5.      Para pejabat dipilih berdasarkan kualifikasi professional, idealnya didasarkan pada suatu diploma (ijazah) yang diperoleh melalu ujian.
6.      Para pejabat memiliki gaji dan biasanya juga dilengkapi hak-hak pensiun. Gaji bersifat berjenjang menurut kedudukan dalam hirarki. Pejabat selalu dapat menempati posnya, dan dalam keadaan tertentu, pejabat juga dapat diberhentikan.
7.      Pos jabatan adalah lapngan kerja pokok bagi para pejabat.
8.      Suatu struktur karis dan promosi dimungkinkan atas dasar senioritas dan keahlian (merit), serta menurut pertimbangan keunggulan (superior).
9.      Pejabat sangat mungkin tidak sesuai dengan pos jabatan maupun dengan sumber-sumber yang tersedia dalam pos tersebut.
10.  Pejabat tunduk dalam sistem disiplin dan kontrol yang seragam.[2]

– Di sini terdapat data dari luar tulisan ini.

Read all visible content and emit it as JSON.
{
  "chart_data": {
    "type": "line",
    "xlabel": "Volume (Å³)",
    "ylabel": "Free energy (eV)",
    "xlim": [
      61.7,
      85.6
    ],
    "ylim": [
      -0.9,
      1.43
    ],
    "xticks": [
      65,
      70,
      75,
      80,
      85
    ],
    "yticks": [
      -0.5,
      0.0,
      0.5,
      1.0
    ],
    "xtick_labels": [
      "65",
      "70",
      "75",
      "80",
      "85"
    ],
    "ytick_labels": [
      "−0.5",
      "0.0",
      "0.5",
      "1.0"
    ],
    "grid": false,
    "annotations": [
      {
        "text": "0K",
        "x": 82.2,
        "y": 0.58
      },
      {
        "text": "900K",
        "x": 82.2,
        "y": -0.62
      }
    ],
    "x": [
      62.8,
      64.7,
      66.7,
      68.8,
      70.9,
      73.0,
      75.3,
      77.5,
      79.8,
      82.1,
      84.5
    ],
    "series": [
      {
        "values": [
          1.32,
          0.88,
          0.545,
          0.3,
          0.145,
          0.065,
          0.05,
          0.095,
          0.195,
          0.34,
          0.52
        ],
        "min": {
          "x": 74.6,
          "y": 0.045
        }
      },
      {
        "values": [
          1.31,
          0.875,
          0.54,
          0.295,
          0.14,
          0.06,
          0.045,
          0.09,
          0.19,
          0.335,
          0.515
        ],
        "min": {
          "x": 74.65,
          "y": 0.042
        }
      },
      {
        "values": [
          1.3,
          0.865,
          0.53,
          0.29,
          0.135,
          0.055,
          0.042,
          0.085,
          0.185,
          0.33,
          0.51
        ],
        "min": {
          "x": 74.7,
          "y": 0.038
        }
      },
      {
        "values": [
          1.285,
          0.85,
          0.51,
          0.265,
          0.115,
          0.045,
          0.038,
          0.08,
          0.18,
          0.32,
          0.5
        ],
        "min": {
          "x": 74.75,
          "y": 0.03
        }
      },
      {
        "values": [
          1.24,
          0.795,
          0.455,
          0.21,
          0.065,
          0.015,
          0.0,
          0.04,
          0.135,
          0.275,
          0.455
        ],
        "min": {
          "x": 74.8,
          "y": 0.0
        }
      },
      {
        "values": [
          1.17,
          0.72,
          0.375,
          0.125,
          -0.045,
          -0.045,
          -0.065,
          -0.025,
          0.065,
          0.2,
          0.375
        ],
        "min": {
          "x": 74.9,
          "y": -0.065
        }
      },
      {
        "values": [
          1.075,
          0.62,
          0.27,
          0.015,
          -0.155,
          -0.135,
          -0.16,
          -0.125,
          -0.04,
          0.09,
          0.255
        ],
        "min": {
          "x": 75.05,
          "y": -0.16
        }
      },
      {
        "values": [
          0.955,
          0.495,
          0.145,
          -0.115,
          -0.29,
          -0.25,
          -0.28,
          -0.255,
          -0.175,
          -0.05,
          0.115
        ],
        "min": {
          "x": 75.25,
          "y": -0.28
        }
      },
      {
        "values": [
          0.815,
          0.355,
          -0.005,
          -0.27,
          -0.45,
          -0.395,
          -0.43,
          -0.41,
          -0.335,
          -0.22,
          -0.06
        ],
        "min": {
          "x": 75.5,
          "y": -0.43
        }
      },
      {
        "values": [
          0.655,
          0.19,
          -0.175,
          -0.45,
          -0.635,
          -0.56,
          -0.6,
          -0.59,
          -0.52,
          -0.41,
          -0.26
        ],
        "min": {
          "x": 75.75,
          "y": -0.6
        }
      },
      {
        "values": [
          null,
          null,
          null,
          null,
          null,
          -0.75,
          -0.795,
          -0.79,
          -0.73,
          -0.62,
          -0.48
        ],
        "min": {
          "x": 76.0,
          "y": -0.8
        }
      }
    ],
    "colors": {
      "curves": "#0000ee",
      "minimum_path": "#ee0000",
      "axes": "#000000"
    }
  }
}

Sepuluh ciri dari tipe birokrasi yang ideal ini, murni, atau paling rasional yang dikenalkan oleh Max Weber ini merupakan jenis staf administratif yang seringkali diacukan pada tout court (sebuatan pasangannya) sebagai ‘birokrasi’. Masalah tersebut merupakan satu-satunya pernyataan terpenting dalam ilmu-ilmu sosial, yang memiliki pengaruh sangat besar.[3]

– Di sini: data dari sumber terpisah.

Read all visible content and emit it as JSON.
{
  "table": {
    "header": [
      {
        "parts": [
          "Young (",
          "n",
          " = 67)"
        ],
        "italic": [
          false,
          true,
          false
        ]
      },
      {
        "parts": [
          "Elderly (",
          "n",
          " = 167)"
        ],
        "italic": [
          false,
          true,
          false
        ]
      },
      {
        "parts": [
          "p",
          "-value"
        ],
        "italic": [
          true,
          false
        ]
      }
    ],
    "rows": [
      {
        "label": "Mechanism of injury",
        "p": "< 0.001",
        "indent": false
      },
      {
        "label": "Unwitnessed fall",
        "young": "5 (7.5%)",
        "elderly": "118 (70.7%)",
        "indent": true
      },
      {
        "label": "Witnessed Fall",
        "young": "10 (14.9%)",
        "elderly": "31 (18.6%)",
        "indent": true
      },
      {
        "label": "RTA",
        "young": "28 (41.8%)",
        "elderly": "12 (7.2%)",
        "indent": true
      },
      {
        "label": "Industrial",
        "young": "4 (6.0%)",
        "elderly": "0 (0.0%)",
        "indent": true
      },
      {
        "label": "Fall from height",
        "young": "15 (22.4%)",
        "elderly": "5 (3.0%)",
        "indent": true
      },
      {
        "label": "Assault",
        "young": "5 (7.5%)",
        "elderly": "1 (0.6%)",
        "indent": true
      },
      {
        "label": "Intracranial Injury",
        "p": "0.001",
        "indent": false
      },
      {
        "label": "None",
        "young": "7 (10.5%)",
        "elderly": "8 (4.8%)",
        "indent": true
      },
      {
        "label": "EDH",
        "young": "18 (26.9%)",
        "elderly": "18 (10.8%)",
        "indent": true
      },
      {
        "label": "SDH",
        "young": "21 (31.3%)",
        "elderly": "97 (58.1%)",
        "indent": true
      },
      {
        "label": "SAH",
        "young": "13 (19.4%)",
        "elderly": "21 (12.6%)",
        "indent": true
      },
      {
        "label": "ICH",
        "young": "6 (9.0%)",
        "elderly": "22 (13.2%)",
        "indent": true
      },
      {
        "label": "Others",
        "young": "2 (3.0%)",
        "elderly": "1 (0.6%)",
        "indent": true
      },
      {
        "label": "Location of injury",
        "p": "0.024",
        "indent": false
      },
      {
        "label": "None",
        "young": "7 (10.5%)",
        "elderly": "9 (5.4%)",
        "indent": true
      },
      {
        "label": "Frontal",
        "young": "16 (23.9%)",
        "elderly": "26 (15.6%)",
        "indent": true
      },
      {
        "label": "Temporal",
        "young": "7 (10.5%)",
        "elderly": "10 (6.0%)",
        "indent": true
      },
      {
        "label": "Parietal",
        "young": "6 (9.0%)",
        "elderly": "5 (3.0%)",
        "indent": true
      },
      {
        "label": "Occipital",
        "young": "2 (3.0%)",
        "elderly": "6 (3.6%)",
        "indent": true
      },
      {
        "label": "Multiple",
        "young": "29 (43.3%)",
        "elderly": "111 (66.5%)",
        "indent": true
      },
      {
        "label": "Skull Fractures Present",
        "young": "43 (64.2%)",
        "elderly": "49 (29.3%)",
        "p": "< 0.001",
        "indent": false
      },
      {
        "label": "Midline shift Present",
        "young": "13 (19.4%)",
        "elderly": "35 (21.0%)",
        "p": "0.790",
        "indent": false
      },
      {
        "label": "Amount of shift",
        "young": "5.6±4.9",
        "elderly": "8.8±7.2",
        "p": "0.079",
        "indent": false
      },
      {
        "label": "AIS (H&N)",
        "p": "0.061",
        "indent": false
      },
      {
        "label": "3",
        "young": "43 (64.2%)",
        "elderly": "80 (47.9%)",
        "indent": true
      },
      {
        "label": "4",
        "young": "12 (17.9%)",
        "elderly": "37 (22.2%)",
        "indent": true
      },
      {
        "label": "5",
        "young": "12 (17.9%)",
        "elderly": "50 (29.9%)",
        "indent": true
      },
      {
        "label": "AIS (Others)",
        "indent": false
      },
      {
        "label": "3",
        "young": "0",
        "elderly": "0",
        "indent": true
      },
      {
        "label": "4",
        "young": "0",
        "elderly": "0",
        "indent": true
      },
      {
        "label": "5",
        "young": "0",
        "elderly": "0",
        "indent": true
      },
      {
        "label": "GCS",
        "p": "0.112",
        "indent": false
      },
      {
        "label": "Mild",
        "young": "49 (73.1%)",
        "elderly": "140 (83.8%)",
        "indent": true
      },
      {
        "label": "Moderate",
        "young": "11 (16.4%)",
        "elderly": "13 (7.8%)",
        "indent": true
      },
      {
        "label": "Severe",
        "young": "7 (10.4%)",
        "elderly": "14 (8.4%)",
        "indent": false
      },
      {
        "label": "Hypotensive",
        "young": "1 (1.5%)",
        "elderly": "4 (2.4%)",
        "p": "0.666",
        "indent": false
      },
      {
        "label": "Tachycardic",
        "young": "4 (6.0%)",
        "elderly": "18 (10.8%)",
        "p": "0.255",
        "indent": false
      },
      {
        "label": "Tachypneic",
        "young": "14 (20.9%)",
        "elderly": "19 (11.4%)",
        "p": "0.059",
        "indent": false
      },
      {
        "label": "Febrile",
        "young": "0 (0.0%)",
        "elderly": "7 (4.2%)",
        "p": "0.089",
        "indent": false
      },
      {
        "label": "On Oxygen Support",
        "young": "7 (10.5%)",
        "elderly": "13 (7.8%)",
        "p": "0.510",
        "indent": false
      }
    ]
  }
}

Sehingga kita bisa mengetahui permasalahan yang melatarbelakangi tidak berjalannya dengan baik konsep birokrasi yang di tawarkan oleh Weber. Karena permasalahannya jelas dari para birokrat itu sendiri. Disamping itu karena tidak adanya jarak pemisah yang jelas antara ranah politik dan ranah administrasi. Sehingga elit-elit politik yang mempunyai kepetingan dapat masuk dengan leluasa kedalam lingkup birokrasi tersebut. Hal ini yang mengakibatkan kebijakan-kebijakan yang dihasilkan birokrasi tidak disesuaikan dengan kepetingan masyarakat, melainkan kepentingan elit-elit politik tersebut. Dan dalam proses pembuatan kebijakan, birokrasi seringkali di jadikan sebagai instrumen untuk melakukan tukar-menukar keuntungan politik. Bentuk tukar-menukar keuntungan dapat berupa konsesi kebijakan, janji kebijakan, dan konsepsi proyek dalam implementasi kebijakan.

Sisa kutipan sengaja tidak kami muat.